First I need the derivatives of the function. I’ll take the first few derivatives.
\begin{align*}
f(x) \amp = \cosh x \\
\frac{d}{dx} f(x) \amp = \sinh x \\
\frac{d^2}{dx^2} f(x) \amp = \cosh x\\
\frac{d^3}{dx^3} f(x) \amp = \sinh x \\
\frac{d^4}{dx^4} f(x) \amp = \cosh x\\
\frac{d^5}{dx^5} f(x) \amp = \sinh x \\
\frac{d^6}{dx^6} f(x) \amp = \cosh x
\end{align*}
Then I’ll evaluate at the centre point.
\begin{align*}
f(0) \amp = 1\\
\frac{d}{dx} f(x) \Bigg|_{x=0} \amp = 0\\
\frac{d^2}{dx^2} f(x) \Bigg|_{x=0} \amp = 1\\
\frac{d^3}{dx^3} f(x) \Bigg|_{x=0} \amp = 0\\
\frac{d^4}{dx^4} f(x) \Bigg|_{x=0} \amp = 1\\
\frac{d^5}{dx^5} f(x) \Bigg|_{x=0} \amp = 0\\
\frac{d^6}{dx^6} f(x) \Bigg|_{x=0} \amp = 1
\end{align*}
Then I need to find a pattern. Here, the pattern is relatively obvious: a sequences of alternating zeros and ones. Only the even terms are non-zero, so I’ll only write the even terms in the final Taylor series.

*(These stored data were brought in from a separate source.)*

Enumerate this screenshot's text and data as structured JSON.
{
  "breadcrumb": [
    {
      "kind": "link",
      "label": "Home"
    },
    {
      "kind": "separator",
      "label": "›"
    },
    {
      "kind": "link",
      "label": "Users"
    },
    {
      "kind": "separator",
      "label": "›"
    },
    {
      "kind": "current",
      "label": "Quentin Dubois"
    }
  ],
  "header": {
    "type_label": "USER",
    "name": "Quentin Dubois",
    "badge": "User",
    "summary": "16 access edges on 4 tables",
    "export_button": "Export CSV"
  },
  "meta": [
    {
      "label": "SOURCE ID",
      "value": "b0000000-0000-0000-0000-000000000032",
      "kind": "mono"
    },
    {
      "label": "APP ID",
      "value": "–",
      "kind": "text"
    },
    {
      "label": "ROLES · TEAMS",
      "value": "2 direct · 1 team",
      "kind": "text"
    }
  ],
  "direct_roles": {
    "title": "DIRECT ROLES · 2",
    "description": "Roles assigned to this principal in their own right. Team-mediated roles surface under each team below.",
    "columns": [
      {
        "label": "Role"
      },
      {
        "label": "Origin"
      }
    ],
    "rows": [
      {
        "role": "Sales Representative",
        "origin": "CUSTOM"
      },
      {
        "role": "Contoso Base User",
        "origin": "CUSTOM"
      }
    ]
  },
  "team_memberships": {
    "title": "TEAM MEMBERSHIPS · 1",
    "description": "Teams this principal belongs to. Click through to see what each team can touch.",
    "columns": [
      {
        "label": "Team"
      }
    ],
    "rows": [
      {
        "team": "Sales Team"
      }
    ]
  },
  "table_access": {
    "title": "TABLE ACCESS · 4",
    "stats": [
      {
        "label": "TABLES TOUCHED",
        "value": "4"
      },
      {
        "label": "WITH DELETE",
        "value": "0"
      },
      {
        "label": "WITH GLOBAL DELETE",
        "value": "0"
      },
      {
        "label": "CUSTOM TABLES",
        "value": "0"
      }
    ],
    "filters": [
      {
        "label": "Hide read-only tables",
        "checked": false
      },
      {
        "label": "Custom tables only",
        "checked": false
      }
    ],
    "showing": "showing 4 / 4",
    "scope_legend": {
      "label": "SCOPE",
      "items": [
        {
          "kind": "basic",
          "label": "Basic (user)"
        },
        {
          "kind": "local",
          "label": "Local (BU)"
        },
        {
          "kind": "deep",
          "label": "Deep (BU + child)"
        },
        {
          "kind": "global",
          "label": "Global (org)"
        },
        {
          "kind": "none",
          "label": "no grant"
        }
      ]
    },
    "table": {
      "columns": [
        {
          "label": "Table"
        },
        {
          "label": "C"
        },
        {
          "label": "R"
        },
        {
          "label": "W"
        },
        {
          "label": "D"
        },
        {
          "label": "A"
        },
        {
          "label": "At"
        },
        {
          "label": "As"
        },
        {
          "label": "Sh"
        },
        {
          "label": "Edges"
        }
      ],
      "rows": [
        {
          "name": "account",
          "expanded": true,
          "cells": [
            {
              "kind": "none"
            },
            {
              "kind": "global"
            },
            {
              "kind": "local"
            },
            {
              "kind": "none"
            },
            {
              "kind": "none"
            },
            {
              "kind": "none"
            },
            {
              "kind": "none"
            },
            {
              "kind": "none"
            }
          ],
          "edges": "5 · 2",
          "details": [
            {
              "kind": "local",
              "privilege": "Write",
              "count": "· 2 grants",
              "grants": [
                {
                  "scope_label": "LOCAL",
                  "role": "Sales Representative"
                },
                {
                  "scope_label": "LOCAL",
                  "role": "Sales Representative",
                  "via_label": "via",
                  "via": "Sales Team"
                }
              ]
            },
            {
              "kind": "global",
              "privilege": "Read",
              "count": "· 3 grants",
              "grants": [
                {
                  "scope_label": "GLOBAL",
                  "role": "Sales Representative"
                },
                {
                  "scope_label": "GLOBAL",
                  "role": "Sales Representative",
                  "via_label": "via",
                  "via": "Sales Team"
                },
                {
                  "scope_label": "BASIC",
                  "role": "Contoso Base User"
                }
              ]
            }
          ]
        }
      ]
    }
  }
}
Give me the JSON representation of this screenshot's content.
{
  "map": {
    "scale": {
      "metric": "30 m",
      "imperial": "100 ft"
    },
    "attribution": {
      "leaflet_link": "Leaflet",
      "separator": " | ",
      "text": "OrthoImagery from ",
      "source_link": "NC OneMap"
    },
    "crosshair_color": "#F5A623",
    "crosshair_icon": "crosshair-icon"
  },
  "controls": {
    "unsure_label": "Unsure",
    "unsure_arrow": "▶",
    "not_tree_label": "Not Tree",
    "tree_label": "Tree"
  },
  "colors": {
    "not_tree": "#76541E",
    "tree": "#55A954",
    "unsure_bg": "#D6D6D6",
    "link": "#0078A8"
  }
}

To write the even terms, I use \((2n)\) as \(n \in \NN\text{.}\)
\begin{equation*}
\frac{d^{2n}}{dx^{2n}} f(x) \Bigg|_{x=0} = 1
\end{equation*}
After describing a pattern for the derivatives at the centre point, I put that pattern into the standard form of the Taylor series.
\begin{equation*}
f(x) = \sum_{n=0}^\infty \frac{1}{(2n)!} x^{2n}
\end{equation*}
I take the limit of the ratio of the coefficients to determine the radius of convergence. (In this case, since there are only even terms, the resulting radius will be a bound on \(x^2\) instead of \(x\text{.}\))
\begin{equation*}
R = \lim_{n \rightarrow \infty} \left| \frac{c_n}{c_{n+1}}
\right| = \lim_{n \rightarrow \infty} \left|
\frac{\frac{1}{2n!}}{\frac{1}{(2n+2)!}} \right| = \lim_{n
\rightarrow \infty} \frac{(2n+2)!}{2n!} = \lim_{n \rightarrow
\infty} (2n+1)(2n+2) = \infty
\end{equation*}
The radius of convergence for \(x^2\) is \(R =
\infty\text{.}\) Since \(x^2\) can be any real number, \(x\) can also be any real number, to the radius of convergence for the series is, indeed, infinity.